Auch Marko Ertl und Matthias Kroisz, die Gründer von Wrapstars, die mit ihrem Food-Truck an verschiedenen Unistandorten stehen, haben mühsame Erfahrungen gemacht. „Wien ist extrem reguliert“, sagt Kroisz. Während der Semesterferien hatten sie „Zwangspause“, andere Standplätze für Februar wurden ihnen nicht genehmigt.

„Man kann nicht sagen, dass uns die Stadt hindern will. Ich glaube, sie ist einfach überfordert mit diesen neuen Bedürfnissen. Wien ist zu steif, zu bürokratisch. Es fehlt der Gründergeist“, so Kroisz. „Wenn die Auflagen ein wenig flexibler wären und wir mehr mit der Stadt zusammenarbeiten dürften, könnten wir bestimmt auch wieder mehr Plätze beleben.“

„Leute wollen dort stehen, wo es floriert“

Wollen Kroisz und Kranner ihre Food-Trucks auf einem der Märkte Wiens platzieren, müssen sie am gewünschten Tag um 6.00 Uhr mit dem Gewerbeschein an Ort und Stelle sein und beim jeweiligen Marktservice damit einen Platz beantragen. Sind bereits alle Plätze vergeben, entscheidet das Los, wer den nächsten freien Spot bekommt.

Laut Marktservice ist eine fixe Vergabe der Plätze ohne Befristung auch möglich. Für einen Standplatz beträgt die Miete rund 1,50 Euro pro Quadratmeter und Tag. „Seit Jahren nimmt der Trend zu, den Standort häufig zu wechseln. Die Leute wollen dort stehen, wo es gerade floriert“, sagte Alexander Hengl vom Marktservice gegenüber wien.ORF.at.

"Wrapstars"-Truck

Wrapstars

Die „Wrapper“ wechseln jeden Tag ihren Standort

Bezirksvorstehung und Polizei prüfen

Neben Märkten können auch Standplätze auf öffentlichen Verkehrsflächen beantragt werden. Dabei muss im Vorfeld eine Bewilligung mindestens vier Wochen vor dem beabsichtigten Termin eingereicht werden. Sie umfasst Informationen zur Tätigkeit an Ort und Stelle, zu den Ausmaßen der Örtlichkeit sowie zu den angebotenen Speisen, der Abfallentsorgung und vielem mehr.

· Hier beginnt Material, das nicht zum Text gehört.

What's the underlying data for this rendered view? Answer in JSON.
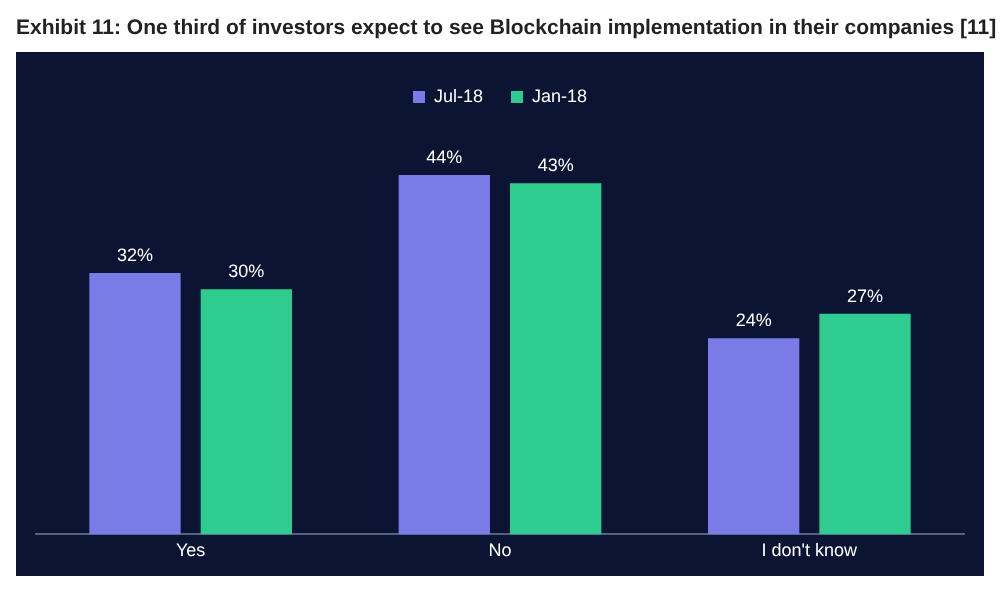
{
  "chart_data": {
    "type": "bar",
    "title": "Exhibit 11: One third of investors expect to see Blockchain implementation in their companies [11]",
    "categories": [
      "Yes",
      "No",
      "I don't know"
    ],
    "series": [
      {
        "name": "Jul-18",
        "color": "#7b7be8",
        "values": [
          32,
          44,
          24
        ],
        "value_labels": [
          "32%",
          "44%",
          "24%"
        ]
      },
      {
        "name": "Jan-18",
        "color": "#2ecc8f",
        "values": [
          30,
          43,
          27
        ],
        "value_labels": [
          "30%",
          "43%",
          "27%"
        ]
      }
    ],
    "legend": "top",
    "grid": false,
    "tick_labels": "x"
  }
}
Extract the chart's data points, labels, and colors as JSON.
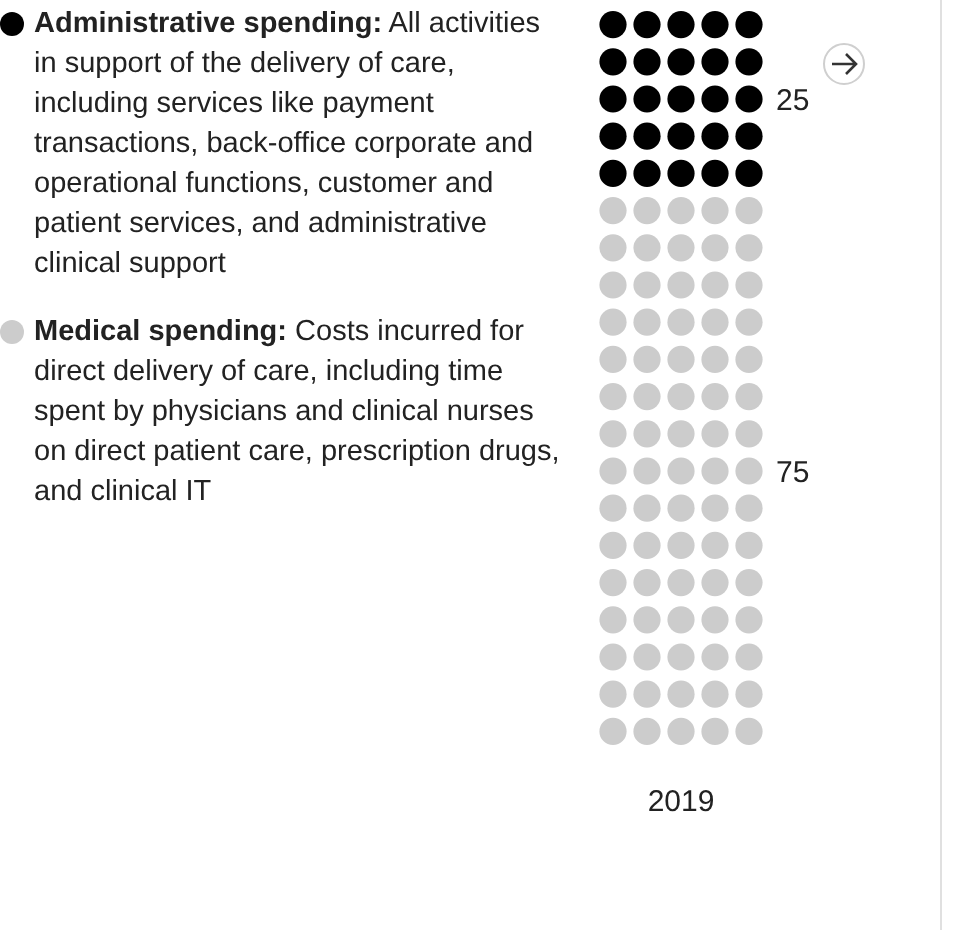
{
  "chart_data": {
    "type": "other",
    "categories": [
      "2019"
    ],
    "series": [
      {
        "name": "Medical spending: Costs incurred for direct delivery of care, including time spent by physicians and clinical nurses on direct patient care, prescription drugs, and clinical IT",
        "color": "#cccccc",
        "values": [
          75
        ]
      },
      {
        "name": "Administrative spending: All activities in support of the delivery of care, including services like payment transactions, back-office corporate and operational functions, customer and patient services, and administrative clinical support",
        "color": "#000000",
        "values": [
          25
        ]
      }
    ],
    "data_labels": true,
    "legend": "left"
  }
}
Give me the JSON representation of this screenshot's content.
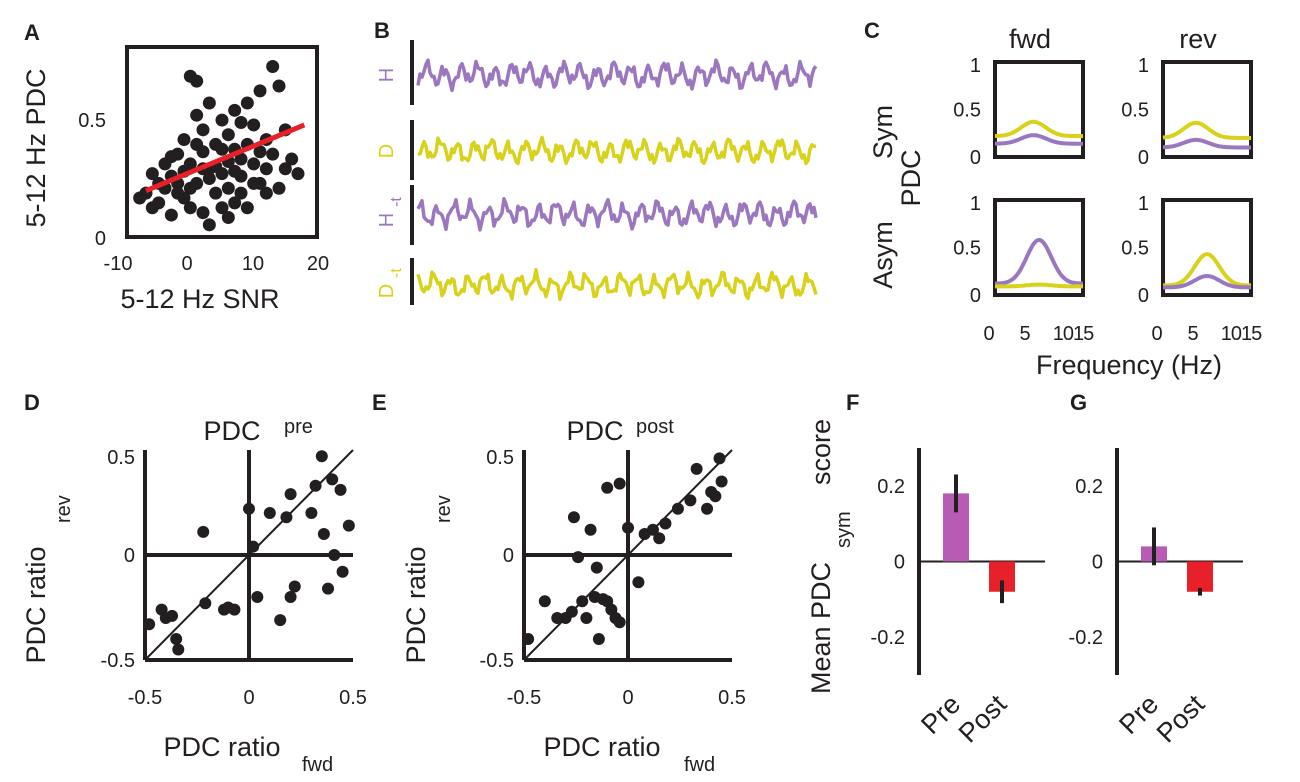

Danach beginnen die Verhandlungen am geplanten Ort: Marktservice, Polizei, Bezirksvorstehung und die Stadtgestaltung prüfen etwa die Verkehrsordnung oder die Frage, ob der Food-Truck „harmonisch“ in die Umgebung passt. „Wir achten auch darauf, dass beispielsweise nicht mit Gas in der Nähe eines Kanaldeckels gearbeitet wird“, sagt Hengl.

Unangekündigte Kontrollen des Marktservices

Ist ein Standplatz bewilligt, müssen die Betreiber der Food-Trucks jederzeit mit unangekündigten Kontrollen des Marktservices rechnen. Dabei wird zunächst die Erlaubnis selbst geprüft. „Wenn beispielsweise ein Würstelstand in der Nähe einer Schule ist, darf dort an alkoholischen Getränken nur Bier ausgeschenkt werden. Wir überprüfen, ob dort was anderes auch noch ausgeschenkt wird“, so Hengl. Eine Überprüfung des Gewerbes, des Stroms sowie des Zustands der Lebensmittel und der Hygiene kann ebenfalls vom Marktservice durchgeführt werden.

Hy-Kitchen am Markt

Hy-Kitchen

Food-Truck-Betreiber müssen sich an strenge Hygieneauflagen halten

Je nach Betrieb kann die Hygienekontrolle von einer halben bis zu acht Stunden dauern. Das Marktservice kontrolliert dabei etwa den Zustand der Arbeitsflächen, der Wände und Böden. Es wird auch geprüft, ob die Waren ordnungsgemäß gekühlt und die Lagertemperaturen den verschiedenen Lebensmitteln angepasst sind.

Auch die Sauberkeit wird geprüft - Personalhygiene sowie der Zustand und die Lagerung von Putz- und Desinfektionsmitteln fallen in diesen Bereich. Das Marktservice untersucht auch, ob die Rückverfolgbarkeit der Waren gegeben ist. Je nach Ausmaß der Verstöße müssen die Betreiber mit Konsequenzen in Form von einer Mahnung bis hin zur Schließung ihres Betriebs rechnen. Diese Fülle an Auflagen schreckt potentielle Betreiber von Food-Trucks in Wien ab.